RealtyTrac data show it takes 1,029 days on average to foreclose in New York, the highest in the US, followed by New Jersey at 999 days and Florida, at 944 days.

Lawrence Yun at NAR said price increases that are occurring in the rest of the country are not likely to happen in the New York-New Jersey area, with the potential inventory that can come at any time.

Private-equity firms such as Blackstone, which helped drive up prices by buying single-family homes to rent in Arizona, Nevada, California and Florida, have avoided the Northeast. Sam Khater at CoreLogic said large investors favor markets with newer construction and demographic growth rather than the Northeast’s aging homes and higher property taxes.

Jeff Taylor at Digital Risk said the sooner that this foreclosure inventory gets to the market the quicker you’re going to see more home price appreciation.

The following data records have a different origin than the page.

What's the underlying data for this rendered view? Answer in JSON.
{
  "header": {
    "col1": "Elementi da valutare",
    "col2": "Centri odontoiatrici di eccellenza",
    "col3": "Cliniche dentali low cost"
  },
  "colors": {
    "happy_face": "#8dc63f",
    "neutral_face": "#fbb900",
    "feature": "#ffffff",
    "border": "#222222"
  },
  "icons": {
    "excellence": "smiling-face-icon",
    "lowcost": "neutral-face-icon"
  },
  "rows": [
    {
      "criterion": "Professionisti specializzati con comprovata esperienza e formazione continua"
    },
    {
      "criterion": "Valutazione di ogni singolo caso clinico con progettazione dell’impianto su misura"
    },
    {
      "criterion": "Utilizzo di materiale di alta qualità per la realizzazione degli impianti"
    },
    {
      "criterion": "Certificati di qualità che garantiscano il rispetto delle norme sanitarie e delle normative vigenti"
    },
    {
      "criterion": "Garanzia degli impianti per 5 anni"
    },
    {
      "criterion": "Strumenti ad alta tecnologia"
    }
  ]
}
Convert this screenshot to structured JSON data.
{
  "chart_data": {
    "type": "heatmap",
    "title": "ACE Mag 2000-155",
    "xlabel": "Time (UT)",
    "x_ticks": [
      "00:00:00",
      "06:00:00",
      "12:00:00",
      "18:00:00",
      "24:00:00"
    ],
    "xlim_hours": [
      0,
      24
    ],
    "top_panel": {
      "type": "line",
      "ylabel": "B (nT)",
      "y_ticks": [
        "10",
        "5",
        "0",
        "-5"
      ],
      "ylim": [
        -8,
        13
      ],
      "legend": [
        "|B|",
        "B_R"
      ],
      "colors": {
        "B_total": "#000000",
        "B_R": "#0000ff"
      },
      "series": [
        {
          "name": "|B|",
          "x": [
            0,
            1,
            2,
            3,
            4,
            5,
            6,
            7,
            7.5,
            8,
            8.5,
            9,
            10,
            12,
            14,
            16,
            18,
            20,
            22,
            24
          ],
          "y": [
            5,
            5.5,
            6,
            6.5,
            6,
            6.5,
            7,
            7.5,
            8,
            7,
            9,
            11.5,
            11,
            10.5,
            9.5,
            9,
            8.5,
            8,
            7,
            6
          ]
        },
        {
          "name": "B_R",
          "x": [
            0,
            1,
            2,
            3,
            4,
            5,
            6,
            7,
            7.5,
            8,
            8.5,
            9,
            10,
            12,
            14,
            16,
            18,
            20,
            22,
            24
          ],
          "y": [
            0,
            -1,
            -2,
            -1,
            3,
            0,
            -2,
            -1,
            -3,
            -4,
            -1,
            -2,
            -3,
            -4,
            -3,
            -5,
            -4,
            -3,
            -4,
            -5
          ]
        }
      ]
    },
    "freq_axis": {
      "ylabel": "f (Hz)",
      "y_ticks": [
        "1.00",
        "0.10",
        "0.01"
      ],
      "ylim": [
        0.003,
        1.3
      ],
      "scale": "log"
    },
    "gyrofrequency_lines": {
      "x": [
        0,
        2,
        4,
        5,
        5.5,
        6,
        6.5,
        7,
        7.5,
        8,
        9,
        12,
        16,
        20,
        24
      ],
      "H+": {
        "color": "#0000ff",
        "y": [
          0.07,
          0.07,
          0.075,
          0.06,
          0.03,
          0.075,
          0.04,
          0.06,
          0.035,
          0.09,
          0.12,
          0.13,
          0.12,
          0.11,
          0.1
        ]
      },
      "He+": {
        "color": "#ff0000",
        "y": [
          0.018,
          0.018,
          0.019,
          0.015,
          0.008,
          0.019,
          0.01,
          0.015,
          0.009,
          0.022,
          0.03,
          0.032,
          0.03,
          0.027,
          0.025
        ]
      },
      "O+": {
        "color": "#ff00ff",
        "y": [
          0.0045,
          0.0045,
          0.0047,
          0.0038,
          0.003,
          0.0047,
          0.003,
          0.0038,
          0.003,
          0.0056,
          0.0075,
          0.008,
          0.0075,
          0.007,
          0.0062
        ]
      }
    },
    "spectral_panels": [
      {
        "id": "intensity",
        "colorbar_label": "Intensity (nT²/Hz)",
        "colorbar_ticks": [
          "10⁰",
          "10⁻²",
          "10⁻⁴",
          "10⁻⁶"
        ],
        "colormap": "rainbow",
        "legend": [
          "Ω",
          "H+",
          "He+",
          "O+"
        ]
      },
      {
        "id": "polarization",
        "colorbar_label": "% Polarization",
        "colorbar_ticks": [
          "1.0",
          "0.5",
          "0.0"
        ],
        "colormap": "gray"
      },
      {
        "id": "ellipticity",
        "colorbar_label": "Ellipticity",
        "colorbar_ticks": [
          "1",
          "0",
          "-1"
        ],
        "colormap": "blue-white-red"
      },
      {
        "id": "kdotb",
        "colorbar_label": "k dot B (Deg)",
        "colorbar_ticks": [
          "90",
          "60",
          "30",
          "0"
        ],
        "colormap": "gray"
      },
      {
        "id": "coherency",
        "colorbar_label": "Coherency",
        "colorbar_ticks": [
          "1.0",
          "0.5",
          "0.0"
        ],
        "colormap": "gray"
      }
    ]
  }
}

Jeffrey Otteau at Otteau Valuation said investors are generally avoiding hard-hit neighborhoods in cities such as Newark, Irvington, Elizabeth, Trenton and Camden, and 21 percent of New Jersey foreclosures are in urban areas, 18 percent are in towns hit by Sandy, and only 4 percent are in the southern suburbs and 2.5 percent in the northern ones. Otteau said the crisis will play out in inner, urban neighborhoods where unemployment is highest, credit scores are lowest and investor appetite is non-existent.